A dialogue between the world’s two biggest nuclear powers may finally normalize as Russia offered the US to roll back several rounds of sanctions that hampered the activities of their diplomatic missions.
The proposal was made by Russia’s Deputy Foreign Minister Sergei Ryabkov during the talks with US Deputy Secretary of State for Political Affairs Victoria Nuland, who is on a three-day visit to Russia.
According to the statement issued by the Russian Foreign Ministry on Tuesday, the parties paid particular attention to the operation of the diplomatic missions on each other’s territory.
“Mr. Ryabkov emphasized that the hostile anti-Russian actions will not remain unanswered, although Moscow does not seek to further escalate tensions. He suggested removing all restrictions that both sides have introduced in the past few years,” the statement reads.

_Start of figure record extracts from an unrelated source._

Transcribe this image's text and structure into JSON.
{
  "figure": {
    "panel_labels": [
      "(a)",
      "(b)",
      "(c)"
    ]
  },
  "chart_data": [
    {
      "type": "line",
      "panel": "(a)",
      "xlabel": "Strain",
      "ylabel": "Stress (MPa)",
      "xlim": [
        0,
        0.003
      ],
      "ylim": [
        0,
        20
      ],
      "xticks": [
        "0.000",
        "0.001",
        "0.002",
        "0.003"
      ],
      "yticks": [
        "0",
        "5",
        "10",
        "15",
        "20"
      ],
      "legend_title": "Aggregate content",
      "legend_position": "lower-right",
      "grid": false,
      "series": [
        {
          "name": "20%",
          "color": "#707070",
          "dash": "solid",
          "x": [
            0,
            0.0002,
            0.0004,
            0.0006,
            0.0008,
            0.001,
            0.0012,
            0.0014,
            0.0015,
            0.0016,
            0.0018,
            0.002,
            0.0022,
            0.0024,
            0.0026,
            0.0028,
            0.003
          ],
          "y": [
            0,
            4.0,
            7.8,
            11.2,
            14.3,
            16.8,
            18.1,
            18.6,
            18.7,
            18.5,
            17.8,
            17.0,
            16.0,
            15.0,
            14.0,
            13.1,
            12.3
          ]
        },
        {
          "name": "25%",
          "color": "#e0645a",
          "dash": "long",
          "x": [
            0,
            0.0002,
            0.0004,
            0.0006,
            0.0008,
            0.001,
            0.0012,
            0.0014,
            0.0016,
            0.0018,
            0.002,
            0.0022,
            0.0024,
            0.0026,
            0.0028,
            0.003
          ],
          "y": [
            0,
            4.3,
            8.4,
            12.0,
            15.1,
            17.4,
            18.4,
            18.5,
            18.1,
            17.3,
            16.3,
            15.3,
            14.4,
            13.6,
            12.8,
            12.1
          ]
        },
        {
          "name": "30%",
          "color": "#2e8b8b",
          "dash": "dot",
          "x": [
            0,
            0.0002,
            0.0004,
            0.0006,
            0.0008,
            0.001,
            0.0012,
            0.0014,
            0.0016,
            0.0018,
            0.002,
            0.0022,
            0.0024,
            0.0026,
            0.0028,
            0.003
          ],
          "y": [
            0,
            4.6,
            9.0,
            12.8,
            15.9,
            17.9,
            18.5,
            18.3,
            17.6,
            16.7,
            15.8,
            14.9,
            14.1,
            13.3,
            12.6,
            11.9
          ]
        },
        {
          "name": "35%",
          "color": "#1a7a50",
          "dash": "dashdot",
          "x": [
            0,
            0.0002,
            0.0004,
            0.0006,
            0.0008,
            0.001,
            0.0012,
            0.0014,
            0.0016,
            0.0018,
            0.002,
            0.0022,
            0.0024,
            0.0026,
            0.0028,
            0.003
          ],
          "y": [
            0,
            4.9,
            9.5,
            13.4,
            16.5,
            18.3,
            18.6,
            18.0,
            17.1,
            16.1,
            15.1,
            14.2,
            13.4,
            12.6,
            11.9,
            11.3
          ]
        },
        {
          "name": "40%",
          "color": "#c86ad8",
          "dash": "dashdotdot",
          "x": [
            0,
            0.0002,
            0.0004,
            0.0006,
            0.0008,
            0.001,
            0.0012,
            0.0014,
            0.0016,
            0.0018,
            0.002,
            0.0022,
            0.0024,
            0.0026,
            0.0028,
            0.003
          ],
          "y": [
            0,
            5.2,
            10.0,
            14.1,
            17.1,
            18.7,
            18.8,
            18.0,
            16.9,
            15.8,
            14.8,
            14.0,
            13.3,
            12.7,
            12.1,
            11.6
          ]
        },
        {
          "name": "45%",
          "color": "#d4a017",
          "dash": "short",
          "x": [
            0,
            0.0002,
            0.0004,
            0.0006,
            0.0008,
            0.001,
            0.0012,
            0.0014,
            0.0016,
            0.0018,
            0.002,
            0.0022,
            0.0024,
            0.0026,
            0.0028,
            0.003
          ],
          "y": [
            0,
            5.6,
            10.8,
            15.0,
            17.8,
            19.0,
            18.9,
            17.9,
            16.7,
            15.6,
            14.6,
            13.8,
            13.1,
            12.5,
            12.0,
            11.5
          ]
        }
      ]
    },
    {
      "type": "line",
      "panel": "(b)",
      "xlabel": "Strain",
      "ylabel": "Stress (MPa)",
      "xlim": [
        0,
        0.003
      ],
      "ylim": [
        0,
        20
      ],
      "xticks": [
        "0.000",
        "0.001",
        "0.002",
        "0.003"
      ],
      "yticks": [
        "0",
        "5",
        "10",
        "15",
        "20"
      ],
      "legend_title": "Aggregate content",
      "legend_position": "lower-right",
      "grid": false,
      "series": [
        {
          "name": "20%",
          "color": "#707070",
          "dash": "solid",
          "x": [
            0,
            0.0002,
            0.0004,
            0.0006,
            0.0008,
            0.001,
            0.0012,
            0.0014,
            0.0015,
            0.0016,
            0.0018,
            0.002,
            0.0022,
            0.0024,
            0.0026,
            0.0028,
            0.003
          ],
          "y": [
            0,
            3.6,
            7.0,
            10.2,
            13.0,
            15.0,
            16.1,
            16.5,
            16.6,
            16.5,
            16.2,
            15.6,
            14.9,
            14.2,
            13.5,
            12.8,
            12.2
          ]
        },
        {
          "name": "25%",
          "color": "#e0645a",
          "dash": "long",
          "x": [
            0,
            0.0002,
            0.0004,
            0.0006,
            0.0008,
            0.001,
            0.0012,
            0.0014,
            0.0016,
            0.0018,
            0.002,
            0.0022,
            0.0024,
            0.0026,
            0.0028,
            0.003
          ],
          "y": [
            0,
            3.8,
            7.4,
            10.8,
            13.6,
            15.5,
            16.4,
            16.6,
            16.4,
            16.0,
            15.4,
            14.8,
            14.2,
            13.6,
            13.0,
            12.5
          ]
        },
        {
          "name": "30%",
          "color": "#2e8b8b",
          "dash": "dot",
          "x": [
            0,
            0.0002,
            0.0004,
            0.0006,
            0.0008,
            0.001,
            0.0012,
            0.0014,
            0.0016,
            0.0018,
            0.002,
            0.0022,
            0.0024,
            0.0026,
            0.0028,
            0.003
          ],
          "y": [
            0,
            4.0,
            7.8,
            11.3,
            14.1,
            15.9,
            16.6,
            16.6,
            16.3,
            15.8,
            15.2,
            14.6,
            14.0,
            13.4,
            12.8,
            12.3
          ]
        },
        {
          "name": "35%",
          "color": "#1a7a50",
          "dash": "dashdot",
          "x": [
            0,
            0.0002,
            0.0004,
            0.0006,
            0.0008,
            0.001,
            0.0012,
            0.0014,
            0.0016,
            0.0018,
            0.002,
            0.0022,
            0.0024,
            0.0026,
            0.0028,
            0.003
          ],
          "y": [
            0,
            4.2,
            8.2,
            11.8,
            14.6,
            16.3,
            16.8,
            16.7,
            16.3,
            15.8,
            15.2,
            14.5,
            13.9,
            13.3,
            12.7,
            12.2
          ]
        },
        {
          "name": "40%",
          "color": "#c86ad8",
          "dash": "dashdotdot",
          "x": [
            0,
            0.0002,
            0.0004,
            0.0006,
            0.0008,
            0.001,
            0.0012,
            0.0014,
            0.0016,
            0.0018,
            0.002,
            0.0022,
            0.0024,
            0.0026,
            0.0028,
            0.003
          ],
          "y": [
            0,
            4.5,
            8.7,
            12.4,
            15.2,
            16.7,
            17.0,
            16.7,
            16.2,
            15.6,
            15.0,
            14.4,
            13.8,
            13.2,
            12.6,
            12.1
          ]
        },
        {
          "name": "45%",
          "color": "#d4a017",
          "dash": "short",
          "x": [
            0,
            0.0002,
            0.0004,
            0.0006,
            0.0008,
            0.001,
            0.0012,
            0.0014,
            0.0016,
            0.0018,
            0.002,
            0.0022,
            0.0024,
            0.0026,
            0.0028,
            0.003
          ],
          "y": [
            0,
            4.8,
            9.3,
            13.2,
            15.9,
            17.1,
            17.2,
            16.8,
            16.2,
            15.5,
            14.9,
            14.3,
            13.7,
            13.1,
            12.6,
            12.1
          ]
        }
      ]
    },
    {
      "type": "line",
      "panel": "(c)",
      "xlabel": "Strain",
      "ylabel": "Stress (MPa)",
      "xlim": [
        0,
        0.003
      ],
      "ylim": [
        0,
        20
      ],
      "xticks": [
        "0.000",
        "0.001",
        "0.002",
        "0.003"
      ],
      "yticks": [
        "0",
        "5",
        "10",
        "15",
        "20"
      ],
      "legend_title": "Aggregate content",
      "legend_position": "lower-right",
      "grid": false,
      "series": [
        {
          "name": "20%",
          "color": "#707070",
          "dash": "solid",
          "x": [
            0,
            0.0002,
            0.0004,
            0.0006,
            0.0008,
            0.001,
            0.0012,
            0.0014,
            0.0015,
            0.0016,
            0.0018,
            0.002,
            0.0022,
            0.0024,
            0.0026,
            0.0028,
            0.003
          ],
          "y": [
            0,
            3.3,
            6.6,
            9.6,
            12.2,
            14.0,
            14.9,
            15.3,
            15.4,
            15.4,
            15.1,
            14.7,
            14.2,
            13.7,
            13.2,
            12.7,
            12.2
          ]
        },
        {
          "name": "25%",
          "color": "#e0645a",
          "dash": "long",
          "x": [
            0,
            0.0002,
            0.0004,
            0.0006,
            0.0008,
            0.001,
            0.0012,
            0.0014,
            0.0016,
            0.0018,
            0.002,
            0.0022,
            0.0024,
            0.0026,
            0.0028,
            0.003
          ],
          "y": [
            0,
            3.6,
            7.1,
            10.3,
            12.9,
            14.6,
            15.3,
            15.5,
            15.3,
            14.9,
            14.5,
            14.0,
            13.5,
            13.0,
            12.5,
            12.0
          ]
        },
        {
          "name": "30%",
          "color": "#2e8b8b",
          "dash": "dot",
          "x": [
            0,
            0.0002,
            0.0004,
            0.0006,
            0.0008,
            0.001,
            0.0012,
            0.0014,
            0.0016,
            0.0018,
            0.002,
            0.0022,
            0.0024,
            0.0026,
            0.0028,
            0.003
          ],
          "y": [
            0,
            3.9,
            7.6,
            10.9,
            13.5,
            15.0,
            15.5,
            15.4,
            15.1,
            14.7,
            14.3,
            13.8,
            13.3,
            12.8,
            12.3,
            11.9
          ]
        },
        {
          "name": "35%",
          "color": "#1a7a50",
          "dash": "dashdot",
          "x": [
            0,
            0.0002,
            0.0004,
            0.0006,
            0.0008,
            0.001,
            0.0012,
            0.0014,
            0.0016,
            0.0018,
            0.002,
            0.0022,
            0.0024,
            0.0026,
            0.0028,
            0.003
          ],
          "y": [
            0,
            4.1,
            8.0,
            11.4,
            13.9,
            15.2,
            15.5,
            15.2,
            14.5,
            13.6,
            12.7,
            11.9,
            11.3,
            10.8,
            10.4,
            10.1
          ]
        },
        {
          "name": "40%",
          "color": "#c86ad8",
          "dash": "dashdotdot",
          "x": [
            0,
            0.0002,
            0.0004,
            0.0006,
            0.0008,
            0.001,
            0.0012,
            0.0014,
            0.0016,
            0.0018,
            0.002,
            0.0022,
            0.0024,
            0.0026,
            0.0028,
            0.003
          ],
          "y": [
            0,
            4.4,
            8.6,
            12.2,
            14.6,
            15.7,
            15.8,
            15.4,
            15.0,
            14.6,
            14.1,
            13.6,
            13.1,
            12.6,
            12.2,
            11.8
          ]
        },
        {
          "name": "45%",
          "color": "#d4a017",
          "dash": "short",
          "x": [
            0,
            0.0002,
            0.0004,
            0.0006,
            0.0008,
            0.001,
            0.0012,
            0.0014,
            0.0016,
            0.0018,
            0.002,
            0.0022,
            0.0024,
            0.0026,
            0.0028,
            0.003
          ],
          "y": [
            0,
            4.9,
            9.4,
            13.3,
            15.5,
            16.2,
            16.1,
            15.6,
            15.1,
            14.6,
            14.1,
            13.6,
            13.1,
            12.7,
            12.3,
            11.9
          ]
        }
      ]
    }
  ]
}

Nuland’s visit to Moscow comes at a time when ties between the US and Russia are at their worst since the Cold War.
In mid-April, the White House slapped Russia with fresh sanctions, including the expulsion of ten Russian diplomats from the US. In a prompt tit-for-tat response, Moscow expelled ten US diplomats and restricted the activity of those remaining. In addition, the Kremlin offered the US ambassador to the country to leave Russia for consultations amid rising tensions.
The situation worsened last week when four US Democratic and Republican senators urged President Joe Biden to expel 300 Russian diplomats if Moscow refuses to issue more visas for Americans to achieve parity on staffing numbers. In response, the Russian Foreign Ministry said that once implemented, such a move would lead to the closure of US diplomatic facilities in Russia.
Meanwhile, Ryabkov believes that Washington’s “confrontational” policy will further worsen relations between Moscow and Washington.
“The relations have to be built on the basis of the principles of equality and mutual consideration of each other’s interests,” TASS quoted him as saying.
According to reports, Russia and the US will hold another round of talks to discuss how to resolve the ongoing diplomatic tug-of-war between the countries.
Since the collapse of the Soviet Union in 1991, relations between two of the world’s foremost nuclear powers have been volatile. The ties have soured in recent years, mostly due to the conflicts in Ukraine and Syria, in which the US accuses Russia of being involved militarily. In addition, Washington has accused Moscow of interfering in the 2016 presidential election – an accusation the Kremlin has repeatedly denied.
Relations further deteriorated after Biden called Putin a “killer” in an interview with ABC News, prompting Moscow to recall its ambassador to Washington Anatoly Antonov, which soon led to reciprocal expulsion of diplomats.